At a party a few weeks after the Tony ceremony, I ran into Michael Bennett, who was deeply embittered by the fact Nine had beaten his innovative work. (He was also annoyed that his then-friend, Tommy Tune, had asked him for help when Nine was still in rough shape. His contributions were never acknowledged.)

Equally bitter was Bernie Jacobs, whom -- quite by chance -- I ran into in a theatrical hangout called Sam's, which used to be on 45th Street, Sam's was a knockoff of the immortal Joe Allen's but without the posters of flops that adorn Joe Allen's walls. (I am always surprised that Joe does not seem to have a poster in my modest theatrical collection, Maurice Sendak's for the 1978 Stages, an unbearably pretentious one-night stand.)

I was having lunch by myself at Sam's in the fall of 1982 when Bernie and the jovial general manager Albert Poland came in and joined me. Bernie was annoyed that I, the theater critic of the chic Women's Wear Daily, had not liked Cats, which had just opened. Albert had asked him what I thought of it and Bernie replied, disdainfully, "He wrote about his own." Indeed I had, celebrating my divine Persian, Celeste.

Somehow the conversation came around to the Tonys. Bernie was, needless to say, still angry about the loss of Dream Girls to Nine. A few nights before, he told us -- it was the sort of gossip he would have told Albert but not necessarily me -- he had attended a meeting of the governing council of Actors' Equity as a representative of the Broadway producers. As the Tony voters were then constituted, Equity Council controlled a major bloc of votes.

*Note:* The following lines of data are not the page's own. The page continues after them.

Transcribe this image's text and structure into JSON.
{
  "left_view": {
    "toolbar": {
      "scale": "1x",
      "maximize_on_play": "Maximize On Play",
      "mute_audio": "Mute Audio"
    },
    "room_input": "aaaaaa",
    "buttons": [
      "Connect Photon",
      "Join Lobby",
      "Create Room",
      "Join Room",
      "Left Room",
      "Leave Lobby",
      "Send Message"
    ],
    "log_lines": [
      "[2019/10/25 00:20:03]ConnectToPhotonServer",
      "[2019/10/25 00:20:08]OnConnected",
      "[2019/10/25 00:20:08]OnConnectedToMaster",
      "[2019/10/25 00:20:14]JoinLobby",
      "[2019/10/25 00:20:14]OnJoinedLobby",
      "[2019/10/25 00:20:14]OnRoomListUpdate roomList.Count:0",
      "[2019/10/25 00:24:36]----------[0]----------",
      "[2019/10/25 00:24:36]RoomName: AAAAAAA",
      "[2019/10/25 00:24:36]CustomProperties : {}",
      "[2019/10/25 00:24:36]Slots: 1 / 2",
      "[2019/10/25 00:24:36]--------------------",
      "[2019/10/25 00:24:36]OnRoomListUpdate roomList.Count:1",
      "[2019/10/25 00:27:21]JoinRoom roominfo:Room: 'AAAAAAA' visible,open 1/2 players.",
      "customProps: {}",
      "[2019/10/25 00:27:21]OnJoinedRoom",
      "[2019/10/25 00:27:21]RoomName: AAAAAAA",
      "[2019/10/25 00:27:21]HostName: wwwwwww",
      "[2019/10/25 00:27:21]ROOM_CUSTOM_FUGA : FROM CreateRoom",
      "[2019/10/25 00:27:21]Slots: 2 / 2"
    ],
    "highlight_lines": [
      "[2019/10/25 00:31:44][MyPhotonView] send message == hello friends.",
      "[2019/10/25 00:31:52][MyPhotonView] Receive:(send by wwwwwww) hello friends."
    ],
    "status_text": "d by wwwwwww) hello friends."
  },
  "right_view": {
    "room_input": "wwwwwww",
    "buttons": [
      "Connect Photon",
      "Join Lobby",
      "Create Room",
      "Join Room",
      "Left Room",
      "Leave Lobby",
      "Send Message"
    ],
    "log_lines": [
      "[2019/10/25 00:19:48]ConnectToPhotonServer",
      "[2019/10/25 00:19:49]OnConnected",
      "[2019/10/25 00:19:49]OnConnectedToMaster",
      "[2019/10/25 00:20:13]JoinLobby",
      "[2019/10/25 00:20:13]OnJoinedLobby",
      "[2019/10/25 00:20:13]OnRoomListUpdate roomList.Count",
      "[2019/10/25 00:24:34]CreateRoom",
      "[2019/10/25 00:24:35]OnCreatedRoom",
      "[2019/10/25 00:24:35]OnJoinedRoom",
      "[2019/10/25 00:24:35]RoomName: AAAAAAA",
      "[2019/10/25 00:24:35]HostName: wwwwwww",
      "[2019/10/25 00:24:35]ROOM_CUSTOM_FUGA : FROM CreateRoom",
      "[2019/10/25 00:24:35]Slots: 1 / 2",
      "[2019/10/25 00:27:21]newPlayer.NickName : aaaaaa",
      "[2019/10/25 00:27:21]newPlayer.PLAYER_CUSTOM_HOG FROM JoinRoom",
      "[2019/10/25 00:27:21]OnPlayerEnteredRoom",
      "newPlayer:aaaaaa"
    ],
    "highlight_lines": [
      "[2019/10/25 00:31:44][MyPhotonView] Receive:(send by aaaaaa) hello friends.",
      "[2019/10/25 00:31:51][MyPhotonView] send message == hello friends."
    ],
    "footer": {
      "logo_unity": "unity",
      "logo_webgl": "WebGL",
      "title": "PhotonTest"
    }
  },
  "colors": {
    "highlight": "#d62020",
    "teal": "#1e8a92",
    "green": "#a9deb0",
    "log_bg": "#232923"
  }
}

Even though he was not the producer of Nine, some of the council members began to upbraid him about the fact that there were no African-Americans in the cast of Nine. He lit into them. "You had a chance to vote for a show in which 95 percent of the cast was African-American, but instead, as a group, you voted for Nine. I don't want to hear another word about this."

He considered their subsequent silence a confirmation of his charge that they had voted en masse for Nine to show their anger at his support for the destruction of the two theaters, neither of which was part of the Shubert chain.

I offer this little tidbit because it illuminates the complexity of any voting procedure. In those days, the Tony voters were mainly New York theater people. Now there are many out-of-town theater owners. They have far greater influence because out of town -- where theaters tend to be much larger than here, especially two intimate houses like the Morosco and the Helen Hayes -- is where far more money can be made.

I'm not sure if War Horse, which works so perfectly in the Vivian Beaumont, can be successfully reproduced out of town. As for Book of Mormon, I suspect presenters in flyover country are well aware that its coarse humor may not be as appealing as it is here in the cultural capital, where apparently the idea of an African village in which everyone has AIDS about to be conquered by a warlord who will force all the women to have clitorectomies, is considered har-dee-har-har-har.